NYPD, GOAL Unveil Internal Effort to Focus on LGBTQ Community

New York Police Department (NYPD) Commissioner Dermot Shea speaks at news conference announcing charges against Ghislaine Maxwel in New York
New York Police Department (NYPD) Commissioner Dermot Shea has announced several efforts to make the department more inclusive of LGBTQ New Yorkers.
REUTERS/Lucas Jackson

NYPD Police Commissioner Dermot Shea, Gay Officer Action League (GOAL) president Brian Downey, and other high-ranking LGBTQ officials unveiled a new effort on June 24 that they say will make the NYPD more inclusive of the LGBTQ community.

During the press conference at One Police Plaza, officials announced the department’s plans to update NYPD personnel systems for officers who want to voluntarily self-report their gender identity and sexual orientation and laid out plans to hire additional LGBTQ police staff in the Hate Crime Task Force and the Community Affairs LGBTQIA Outreach Unit. The department is also planning to broaden LGBTQ-specific training for officers, which includes a guide on using affirming language for LGBTQ New Yorkers.

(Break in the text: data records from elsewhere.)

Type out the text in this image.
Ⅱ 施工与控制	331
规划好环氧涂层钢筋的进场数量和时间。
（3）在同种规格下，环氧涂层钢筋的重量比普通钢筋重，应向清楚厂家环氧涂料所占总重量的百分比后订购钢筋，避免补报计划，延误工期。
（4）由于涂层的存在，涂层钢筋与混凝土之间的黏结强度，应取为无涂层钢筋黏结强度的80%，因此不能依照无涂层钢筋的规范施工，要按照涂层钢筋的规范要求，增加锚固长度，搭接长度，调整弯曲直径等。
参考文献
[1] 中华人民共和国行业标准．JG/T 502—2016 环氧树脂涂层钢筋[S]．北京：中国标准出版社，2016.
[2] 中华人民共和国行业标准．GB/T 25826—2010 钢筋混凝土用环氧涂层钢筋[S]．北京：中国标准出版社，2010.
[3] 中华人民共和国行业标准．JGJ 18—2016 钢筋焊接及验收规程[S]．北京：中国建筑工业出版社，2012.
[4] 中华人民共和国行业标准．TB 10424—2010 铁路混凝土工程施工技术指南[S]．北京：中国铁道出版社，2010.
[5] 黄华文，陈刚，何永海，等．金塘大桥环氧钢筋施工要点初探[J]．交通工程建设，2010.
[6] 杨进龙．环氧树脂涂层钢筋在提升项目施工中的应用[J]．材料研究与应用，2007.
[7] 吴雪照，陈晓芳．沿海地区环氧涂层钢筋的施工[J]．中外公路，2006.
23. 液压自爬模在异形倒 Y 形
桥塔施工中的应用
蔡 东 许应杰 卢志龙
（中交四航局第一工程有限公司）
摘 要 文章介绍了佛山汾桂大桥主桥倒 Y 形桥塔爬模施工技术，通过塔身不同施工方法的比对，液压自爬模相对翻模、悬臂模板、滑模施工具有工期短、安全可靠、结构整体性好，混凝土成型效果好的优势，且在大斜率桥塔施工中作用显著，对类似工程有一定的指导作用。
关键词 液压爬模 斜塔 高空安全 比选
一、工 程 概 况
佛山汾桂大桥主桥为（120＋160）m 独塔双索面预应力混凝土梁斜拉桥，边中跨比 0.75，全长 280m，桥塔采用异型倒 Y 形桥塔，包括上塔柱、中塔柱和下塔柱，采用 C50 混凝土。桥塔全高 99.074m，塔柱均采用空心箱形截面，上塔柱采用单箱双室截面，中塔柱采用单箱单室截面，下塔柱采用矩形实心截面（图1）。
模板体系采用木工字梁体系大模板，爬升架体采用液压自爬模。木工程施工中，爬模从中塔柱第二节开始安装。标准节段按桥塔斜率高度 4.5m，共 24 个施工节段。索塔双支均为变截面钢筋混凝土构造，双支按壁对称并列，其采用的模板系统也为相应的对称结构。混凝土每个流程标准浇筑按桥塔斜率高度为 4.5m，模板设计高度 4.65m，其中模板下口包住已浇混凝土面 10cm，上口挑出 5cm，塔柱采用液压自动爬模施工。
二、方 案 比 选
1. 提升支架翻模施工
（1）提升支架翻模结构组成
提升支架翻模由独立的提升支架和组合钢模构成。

The NYPD also announced the department’s LGBTQ liaison, Carl Locke, will soon retire. Sergeant Ana Arboleda, a lesbian Latina woman, will take over as the next LGBTQ liaison within the department.

Locke said he wants the department to explore updating documents to be more inclusive of non-binary and gender-non-conforming people.

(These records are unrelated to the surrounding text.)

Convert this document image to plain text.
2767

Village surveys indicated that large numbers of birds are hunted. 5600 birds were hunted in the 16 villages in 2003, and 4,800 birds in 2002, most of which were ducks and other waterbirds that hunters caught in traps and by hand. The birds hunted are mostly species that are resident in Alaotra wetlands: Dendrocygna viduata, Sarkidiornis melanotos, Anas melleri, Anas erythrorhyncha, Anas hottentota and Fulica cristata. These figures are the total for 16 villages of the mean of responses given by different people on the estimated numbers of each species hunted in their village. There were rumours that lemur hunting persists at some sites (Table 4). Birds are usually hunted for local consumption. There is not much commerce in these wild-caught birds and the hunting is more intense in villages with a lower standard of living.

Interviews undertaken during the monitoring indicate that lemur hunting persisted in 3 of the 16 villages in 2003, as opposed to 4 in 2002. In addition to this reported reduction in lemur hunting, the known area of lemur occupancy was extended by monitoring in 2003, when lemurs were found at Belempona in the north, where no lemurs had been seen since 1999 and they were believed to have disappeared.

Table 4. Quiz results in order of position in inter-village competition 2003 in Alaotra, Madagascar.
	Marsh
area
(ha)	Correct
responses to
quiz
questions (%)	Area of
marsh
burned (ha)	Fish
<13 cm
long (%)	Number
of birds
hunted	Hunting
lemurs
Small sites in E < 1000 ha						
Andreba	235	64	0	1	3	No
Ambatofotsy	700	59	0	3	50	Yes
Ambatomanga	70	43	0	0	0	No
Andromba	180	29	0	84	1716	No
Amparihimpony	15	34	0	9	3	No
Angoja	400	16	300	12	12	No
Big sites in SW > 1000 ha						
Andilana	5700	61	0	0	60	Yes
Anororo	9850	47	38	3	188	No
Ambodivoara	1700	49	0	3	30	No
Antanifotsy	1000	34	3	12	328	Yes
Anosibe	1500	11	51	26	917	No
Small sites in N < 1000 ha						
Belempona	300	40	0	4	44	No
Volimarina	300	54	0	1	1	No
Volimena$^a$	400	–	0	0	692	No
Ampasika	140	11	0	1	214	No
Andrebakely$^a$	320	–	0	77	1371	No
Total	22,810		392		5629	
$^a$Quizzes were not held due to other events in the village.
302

“I came in to make a difference, and here now in my retirement…I feel like I did it,” said Locke, who has served two decades in the department. “There are challenges in this department, and there are things the department will have to do to push itself.”

The NYPD’s Office of Equity and Inclusion is hosting monthly meetings with representatives from multiple bureaus across the department to discuss issues pertaining to LGBTQ employees. GOAL also meets quarterly with the police commissioner, the Office of Equity and Inclusion, and the NYPD’s employee relations team, according to the police department.

As officers highlighted changes to the department, Heritage of Pride’s (HOP) controversial decision to ban uniformed officers from Pride events also garnered attention. Shea and Downey denounced the ban.

“I personally don’t agree with it, and I’m disappointed,” said Shea, who added that NYPD officers are still required to patrol the area. “But, I know we will rally and come together.”

Downey echoed a similar message and stated that the group has not had “direct contact” with HOP regarding the march.

The NYPD said they discussed internal ways to mitigate interactions with protesters. Last year, Reclaim Pride Coalition’s Queer Liberation March erupted into chaos as NYPD officers allegedly roughed up and pepper-sprayed protesters at the conclusion of the march. Because of this incident, organizers from Reclaim Pride Coalition warned officers to avoid their upcoming march on June 27. 

Calls to make the department more welcoming to LGBTQ individuals come amid a backdrop of anti-LGBTQ crime in New York City. Just a day before the presser, a transgender woman was stabbed by a man wielding a screwdriver at a Manhattan subway station. Similarly, a transgender man and his wife were recently slashed on the subway after a perpetrator allegedly hurled anti-LGBTQ slurs at the couple. A trans woman was brutally attacked by her Grindr date in the Bronx last month, leaving her with lacerations and bruises on her body.